Fail-safes in nanotechnology are devices or features integrated with nanotechnology which, in the event of failure, respond in a way that will cause no harm, or at least a minimum of harm, to other devices or personnel. Fail-safe principles are governed by national standards and engineering practices, and are widely used in conventional engineering design. It is possible to scale down macro-scale fail-safe principles and devices for similar applications at the nano-scale. The use of fail-safes in nanotechnology applications supports social acceptance of those applications by reducing the risks to users; , there are both theoretical and practical ways to implement fail-safe designs in nanotechnology.

A predominant challenge to the social acceptance of nanotechnology is concerned with the medical use of nanostructures in the human body. While any structure for medical use would be developed to be bio-compatible and harmless, sound engineering design must take into account all possibilities of failure. Thus, the design would include ways to manipulate the structures in the body in the event of failure.

Ferrous nanoparticles
Many researchers are looking into creating nano-scale robots (“nanobots”), for the purpose of undertaking tasks where only robots on the nano scale can be used, such as inside the human body. These robots would have the ability to construct other nanostructures or perform medical procedures, and will be introduced into the body via an injection. The robots’ shells and circuits would be made of ferrous nanoparticles so that a magnetic field could be used to prevent or manipulate their movement. In case of failure or malfunction, a small EMP or an MRI could be used to deactivate the nanobots. Both techniques induce an electromagnetic field, corrupting the memory and shorting out the circuitry of any electronic device within range.

Amino acids
Researchers are pursuing the building of nanostructures using amino acids. Nanostructures that are created using amino acids are constructed using only synthetic types of amino acids, which tags these structures with unique molecules. These engineered amino acids essentially form synthetic proteins that differ from the naturally occurring proteins in the human body. This difference in the engineered amino acids makes these proteins easy to isolate and target. In case of failure or malfunction, it is possible to identify these proteins using the specifically targeted molecules, which act as a flag to indicate the location of the target. Then, another mechanism would be used to isolate them and deactivate them.

DNA

DNA within our bodies naturally breaks down, replicates itself, and rebuilds itself every time a cell divides. These processes are all controlled and completed by various enzymes. DNA molecules are composed of corresponding base pair nucleotides in a double-helix formation, which makes these processes very efficient, accurate, and predictable. Due to the ease with which DNA molecules can be fashioned, many publications in the academic society are geared towards creating nanostructures using DNA. With a DNA-based nano-device, synthetic proteins could be created, designed to deactivate a nano-device. These synthetic proteins would be injected into the body to break down the DNA and render a nano-device harmless in the event of a malfunction.

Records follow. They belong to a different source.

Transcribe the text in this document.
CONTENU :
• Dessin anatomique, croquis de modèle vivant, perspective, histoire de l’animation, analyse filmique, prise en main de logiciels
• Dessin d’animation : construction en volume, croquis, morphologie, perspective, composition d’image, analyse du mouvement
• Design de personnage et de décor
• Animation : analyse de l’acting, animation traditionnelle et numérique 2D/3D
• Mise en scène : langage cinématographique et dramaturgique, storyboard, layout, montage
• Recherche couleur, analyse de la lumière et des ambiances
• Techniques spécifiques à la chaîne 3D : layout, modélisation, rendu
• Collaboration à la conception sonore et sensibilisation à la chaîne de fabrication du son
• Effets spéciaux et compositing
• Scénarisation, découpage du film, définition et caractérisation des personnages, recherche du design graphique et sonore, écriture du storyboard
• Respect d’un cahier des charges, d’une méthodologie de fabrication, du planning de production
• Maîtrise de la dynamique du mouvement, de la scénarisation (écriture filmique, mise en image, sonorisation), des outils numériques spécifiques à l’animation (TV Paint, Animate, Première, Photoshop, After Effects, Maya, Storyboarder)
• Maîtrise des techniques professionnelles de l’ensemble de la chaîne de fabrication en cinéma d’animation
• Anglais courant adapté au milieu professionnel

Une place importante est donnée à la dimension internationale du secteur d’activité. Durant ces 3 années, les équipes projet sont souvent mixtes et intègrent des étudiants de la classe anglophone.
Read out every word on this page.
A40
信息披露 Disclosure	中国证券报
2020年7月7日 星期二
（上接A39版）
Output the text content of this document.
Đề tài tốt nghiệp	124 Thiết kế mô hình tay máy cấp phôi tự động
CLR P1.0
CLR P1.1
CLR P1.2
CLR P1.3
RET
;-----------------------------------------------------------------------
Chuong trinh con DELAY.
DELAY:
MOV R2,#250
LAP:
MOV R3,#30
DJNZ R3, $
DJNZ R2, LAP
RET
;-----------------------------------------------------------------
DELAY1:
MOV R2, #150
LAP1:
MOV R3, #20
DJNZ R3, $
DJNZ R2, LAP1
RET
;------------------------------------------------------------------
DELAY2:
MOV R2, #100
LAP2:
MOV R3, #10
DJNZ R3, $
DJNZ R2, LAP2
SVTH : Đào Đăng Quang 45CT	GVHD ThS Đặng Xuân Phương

Biological proteins within the human body serve three main functions: they are structural building blocks, enzymes, and facilitate cellular signaling. Synthetic proteins could be developed as a form of indicator and attached to a DNA-based nano-device. This indicator would then be used for the purpose of monitoring nano-devices in the human body. If all DNA-based nano-devices were closely monitored in the human body, they could be controlled quickly in the event of a malfunction.

Programming
In nanotechnology, particularly in nanobots, the need for a sound programming architecture is very important due to a potentially higher risk of damage in the event of a malfunction. A two-layer approach can be used to control nano-devices: (1) by providing a preprogrammed fail-safe functionality in case of anticipated failures; and (2) a remote-controlled override for use in unforeseen situations. The “remote”-controlled nano-device would require a specialist in the room, to guide the nanobot throughout the procedure.

Cellular engineering
Many researchers are developing methods that use bacteria to deliver drugs. These bacteria can be “programmed” to perform a specific task, and can be directed to go to targeted locations in the body. However, the bacteria may damage healthy organs or fail to deliver the medicine to the sick organ in the case of a malfunction. In such cases, a fail-safe mechanism is required to neutralize the bacteria and prevent damage. An antibiotic is generally suitable as the fail-safe agent.